Performance testing framework

Fri Aug 26 04:51:16 UTC 2016

This is another performance testing case study. The story begins with
Andrew Bartlett coming up with a series of patches to improve ldb
unindexed search performance (see the thread "[PATCH] Improve ldb
unindexed search perf"):

https://lists.samba.org/archive/samba-technical/2016-August/115750.html

To prove how brilliant these patches are, we ran the performance
testing framework over them. The results are the shown in the first
two pictures at

https://www.samba.org/~dbagnall/perf-tests/ldb.html

This is using this branch
http://git.catalyst.net.nz/gitweb?p=samba.git;a=shortlog;h=refs/heads/faster-ldb-less-talloc-on-perf-test-2
-- the two patches preceding Andrew's ldb work switch the performance
tests to search heavy tasks, one of which I made specially, and two
which are existing selftest tests.

The thing you'll notice is that the first and last patches aren't
actually any good for performance. Possibly they're detrimental. So we
tried without them, which you see in the last two graphs.

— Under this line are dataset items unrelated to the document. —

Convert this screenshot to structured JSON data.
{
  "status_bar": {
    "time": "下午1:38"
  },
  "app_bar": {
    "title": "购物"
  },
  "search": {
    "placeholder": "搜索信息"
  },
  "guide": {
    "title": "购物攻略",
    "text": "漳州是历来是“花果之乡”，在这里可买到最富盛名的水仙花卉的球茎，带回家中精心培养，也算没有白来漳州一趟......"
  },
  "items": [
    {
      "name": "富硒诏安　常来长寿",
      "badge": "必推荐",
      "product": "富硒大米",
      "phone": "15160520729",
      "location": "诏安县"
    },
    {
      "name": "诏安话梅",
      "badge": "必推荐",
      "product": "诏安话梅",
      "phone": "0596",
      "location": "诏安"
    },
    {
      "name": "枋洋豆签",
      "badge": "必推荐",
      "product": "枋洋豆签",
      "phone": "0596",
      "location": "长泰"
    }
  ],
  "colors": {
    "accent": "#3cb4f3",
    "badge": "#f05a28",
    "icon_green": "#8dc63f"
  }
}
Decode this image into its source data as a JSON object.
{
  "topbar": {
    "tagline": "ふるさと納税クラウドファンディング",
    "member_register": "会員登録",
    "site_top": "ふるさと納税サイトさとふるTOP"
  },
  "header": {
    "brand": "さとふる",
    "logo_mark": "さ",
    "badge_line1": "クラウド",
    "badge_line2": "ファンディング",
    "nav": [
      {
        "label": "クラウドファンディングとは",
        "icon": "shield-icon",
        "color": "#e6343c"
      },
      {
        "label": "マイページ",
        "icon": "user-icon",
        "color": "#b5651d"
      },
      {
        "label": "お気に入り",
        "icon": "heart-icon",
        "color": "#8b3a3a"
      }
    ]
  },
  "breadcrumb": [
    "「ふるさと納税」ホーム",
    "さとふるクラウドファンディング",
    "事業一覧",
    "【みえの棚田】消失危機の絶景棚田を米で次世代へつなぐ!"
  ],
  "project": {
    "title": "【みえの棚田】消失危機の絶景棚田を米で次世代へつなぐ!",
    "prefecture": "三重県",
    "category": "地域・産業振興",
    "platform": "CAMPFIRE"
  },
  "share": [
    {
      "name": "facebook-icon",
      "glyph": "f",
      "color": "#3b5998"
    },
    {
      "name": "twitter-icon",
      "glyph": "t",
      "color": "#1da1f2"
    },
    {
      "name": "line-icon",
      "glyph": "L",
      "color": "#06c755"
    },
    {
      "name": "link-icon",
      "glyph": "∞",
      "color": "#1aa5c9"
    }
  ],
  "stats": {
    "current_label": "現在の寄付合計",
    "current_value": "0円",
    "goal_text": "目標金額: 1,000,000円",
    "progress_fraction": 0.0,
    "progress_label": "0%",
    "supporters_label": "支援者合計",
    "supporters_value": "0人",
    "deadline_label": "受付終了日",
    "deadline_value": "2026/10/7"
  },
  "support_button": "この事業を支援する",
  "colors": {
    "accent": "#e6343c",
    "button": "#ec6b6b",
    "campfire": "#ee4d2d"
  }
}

The benefit of this testing is that Samba avoided two patches that
appeared at first to be works of genius but in fact introduce nothing
but churn and slower adds on large databases. At the same time we know
we get approximately a 20% speed up on indexed searches, even though
the patch series was introduced as "[PATCH] Improve ldb unindexed
search perf".

As before, these are using the tools in 
http://git.catalyst.net.nz/gitweb?p=samba-cloud-autobuild.git;a=tree;h=refs/heads/perf;hb=refs/heads/perf

I think I'd like to put them in the Samba repo when they are ready.

Douglas

On 19/08/16 13:32, Douglas Bagnall wrote:
> 
> I have been mangling selftest to work in a mode that outputs
> performance timings and nothing else, and I have managed to backport
> this as far as 4.0 (which seems a long time ago to *me*). I've made a
> set of tests that exercise some simple AD stuff, and without further
> ado, here are some graphs:
> 
> https://www.samba.org/~dbagnall/perf-tests/
> 
> If for any reason you did not see, the graphs show that 4.0 to 4.3 are
> mostly similar, 4.4 is slow, and 4.5 is fast. Many operations
> involving many objects with linked attributes are roughly twice as
> fast in 4.5. This of course represents tester's bias: we've been
> working on that and want to show it.
> 
> The tests are plain subunit tests, so any existing test could be
> tracked (add it to selftest/perf_tests.py), but beware of tests that
> change over time or that came about with actual fixes. I chose to test
> very simple things that should work in every version.
> 
> The times are formatted as JSON. I can hear you falling off your
> chairs. JSON?! Don't we have a perfectly good serialization format in
> ASN.1? Well, the aim is to generate automatic performance charts, akin
> to http://speed.pypy.org/ or https://arewefastyet.com/ or
> http://www.astropy.org/astropy-benchmarks/. Javascript graphing
> libraries really like JSON, and it is actually quite simple to deal
> with in Python. I would like to run the tests more often -- possibly
> on every autobuild commit, or at least daily or weekly. We have people
> using Samba in large deployments, and we would prefer to discover
> scalability regressions before they grind some vast organisation to a
> halt.
> 
> The scripts I used to run the tests and make the graphs are not in the
> attached patch, and not in a Samba tree. Instead they're in a messy
> tools repository we keep at Catalyst. (e.g.:
> http://git.catalyst.net.nz/gitweb?p=samba-cloud-autobuild.git;a=blob;f=scripts/multi-perf-test;h=64f6d2d6e6;hb=refs/heads/perf).
> They could go in the Samba repository but it gets a bit meta -- the
> script spawns and patches copies of the Samba repository, which could
> get confusing if run inside a Samba repo.
> 
> And please, if you want to see how print spool performance has fared
> over time, add your test to selftest/perf_tests.py. The tests need to
> be reasonably slow (in the order of seconds) to avoid selftest
> overhead noise, and they need to be unchanging. It doesn't matter if
> they're old and unchanging or new and unchanging and cleanly apply in
> old trees, so long as they do the same thing in all the tested
> versions.
> 
> Douglas
>